SUMMARY/ABSTRACT
As one of the most abundant anions in the human body, chloride plays a crucial role in human health. Chloride
homeostasis is maintained inside the cell while the chloride level is varied based on the function of organelles.
Dysregulation of chloride homeostasis caused by the mutation of chloride channels results in various human
diseases such as cystic fibrosis (CFTR, >70,000 people worldwide), proteinuria and kidney stones (ClC-5, 39
million people in US), Osteoporosis (ClC-7, 10 million people in US, 43 million people in the risk group). Although
five FDA-approved chloride channel modulators have been reported, they only target plasma membrane chloride
channels due to the technical barrier. There is no FDA-approved or clinical trial drug that targets organellar
chloride channel. The field of chloride channel-targeted therapy is still under-studied (5 FDA-approved drugs, 2
clinical trial) compared to other channels such as calcium, potassium, and sodium.
The lack of understanding of the physiological role of organellar chloride and the well-characterized
chloride channel are the biggest roadblocks for the development of chloride channel-targeted therapy.

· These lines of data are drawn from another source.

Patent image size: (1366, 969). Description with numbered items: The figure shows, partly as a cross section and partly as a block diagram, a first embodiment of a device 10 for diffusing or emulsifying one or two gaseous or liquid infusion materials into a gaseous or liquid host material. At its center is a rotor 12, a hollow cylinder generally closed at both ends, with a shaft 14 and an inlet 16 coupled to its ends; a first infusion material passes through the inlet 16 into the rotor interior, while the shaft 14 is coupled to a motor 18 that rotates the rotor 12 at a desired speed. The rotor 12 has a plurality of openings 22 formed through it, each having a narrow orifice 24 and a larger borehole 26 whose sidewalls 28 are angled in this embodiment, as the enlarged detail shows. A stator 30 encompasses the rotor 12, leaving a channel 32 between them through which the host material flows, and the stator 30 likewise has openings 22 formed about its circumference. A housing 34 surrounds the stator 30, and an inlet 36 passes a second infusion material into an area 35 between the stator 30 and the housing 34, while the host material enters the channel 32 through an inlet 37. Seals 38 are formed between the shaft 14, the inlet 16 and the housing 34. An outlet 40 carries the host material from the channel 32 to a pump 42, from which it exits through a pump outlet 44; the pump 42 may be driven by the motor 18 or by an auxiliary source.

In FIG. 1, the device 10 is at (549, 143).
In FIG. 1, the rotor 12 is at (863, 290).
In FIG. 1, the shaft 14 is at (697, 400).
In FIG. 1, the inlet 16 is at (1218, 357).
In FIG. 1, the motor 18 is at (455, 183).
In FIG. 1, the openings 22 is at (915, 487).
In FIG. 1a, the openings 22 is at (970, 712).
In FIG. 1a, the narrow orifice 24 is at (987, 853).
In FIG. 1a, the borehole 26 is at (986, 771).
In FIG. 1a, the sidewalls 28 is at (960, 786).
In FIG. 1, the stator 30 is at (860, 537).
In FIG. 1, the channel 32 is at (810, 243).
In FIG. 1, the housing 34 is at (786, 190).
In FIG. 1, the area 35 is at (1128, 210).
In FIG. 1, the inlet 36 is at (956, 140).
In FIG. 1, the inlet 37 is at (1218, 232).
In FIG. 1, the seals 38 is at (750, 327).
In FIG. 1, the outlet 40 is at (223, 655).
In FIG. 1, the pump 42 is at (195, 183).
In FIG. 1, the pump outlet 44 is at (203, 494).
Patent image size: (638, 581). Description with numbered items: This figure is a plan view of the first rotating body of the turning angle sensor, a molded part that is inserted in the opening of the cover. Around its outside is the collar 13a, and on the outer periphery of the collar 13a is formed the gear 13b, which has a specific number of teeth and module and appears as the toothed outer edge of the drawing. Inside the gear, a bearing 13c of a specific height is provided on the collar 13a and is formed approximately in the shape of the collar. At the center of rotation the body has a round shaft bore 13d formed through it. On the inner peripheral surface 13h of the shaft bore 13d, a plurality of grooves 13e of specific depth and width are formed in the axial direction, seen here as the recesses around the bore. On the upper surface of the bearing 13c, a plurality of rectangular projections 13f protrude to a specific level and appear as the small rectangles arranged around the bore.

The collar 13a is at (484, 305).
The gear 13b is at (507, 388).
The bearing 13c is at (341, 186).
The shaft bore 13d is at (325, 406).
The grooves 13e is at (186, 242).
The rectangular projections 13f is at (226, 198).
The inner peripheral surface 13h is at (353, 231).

Therefore, suitable research tools with a high resolving ability to examine the organelle chloride in live
cells is a highly urgent need, which is essential to elucidate the physiological role of organellar chloride
and characterize the chloride channel. However, the current chloride measurement with one-dimensional
analysis only shows the average ion level. It cannot observe the chloride level change in a minor subset of
organelles triggered by the cellular pathway such as STING and autophagy. Furthermore, the typical
fluorescence measurement can only tell the variation of the average chloride level (increase, decrease, and no
significant change) in certain conditions. The current methods significantly hinder the identification of deactivated
cell pathways or protein based on the chloride level measurement.
The proposed research integrate organelle selective dual reporters, single organelle measurement, sub-
cellular imaging, and the three-dimensional analysis, to fingerprint the chemotype of organelles along with STING
pathway, autophagy, and mitochondrial respiration. Completion of the proposed study will find out the
physiological role of organellar chloride which shed light on the chloride channel-targeted therapy. The
development of the organelle chemotype fingerprinting technique will also provide tools to characterize chloride
channels, evaluate chloride channel modulators and identify the deactivated cell pathways or proteins.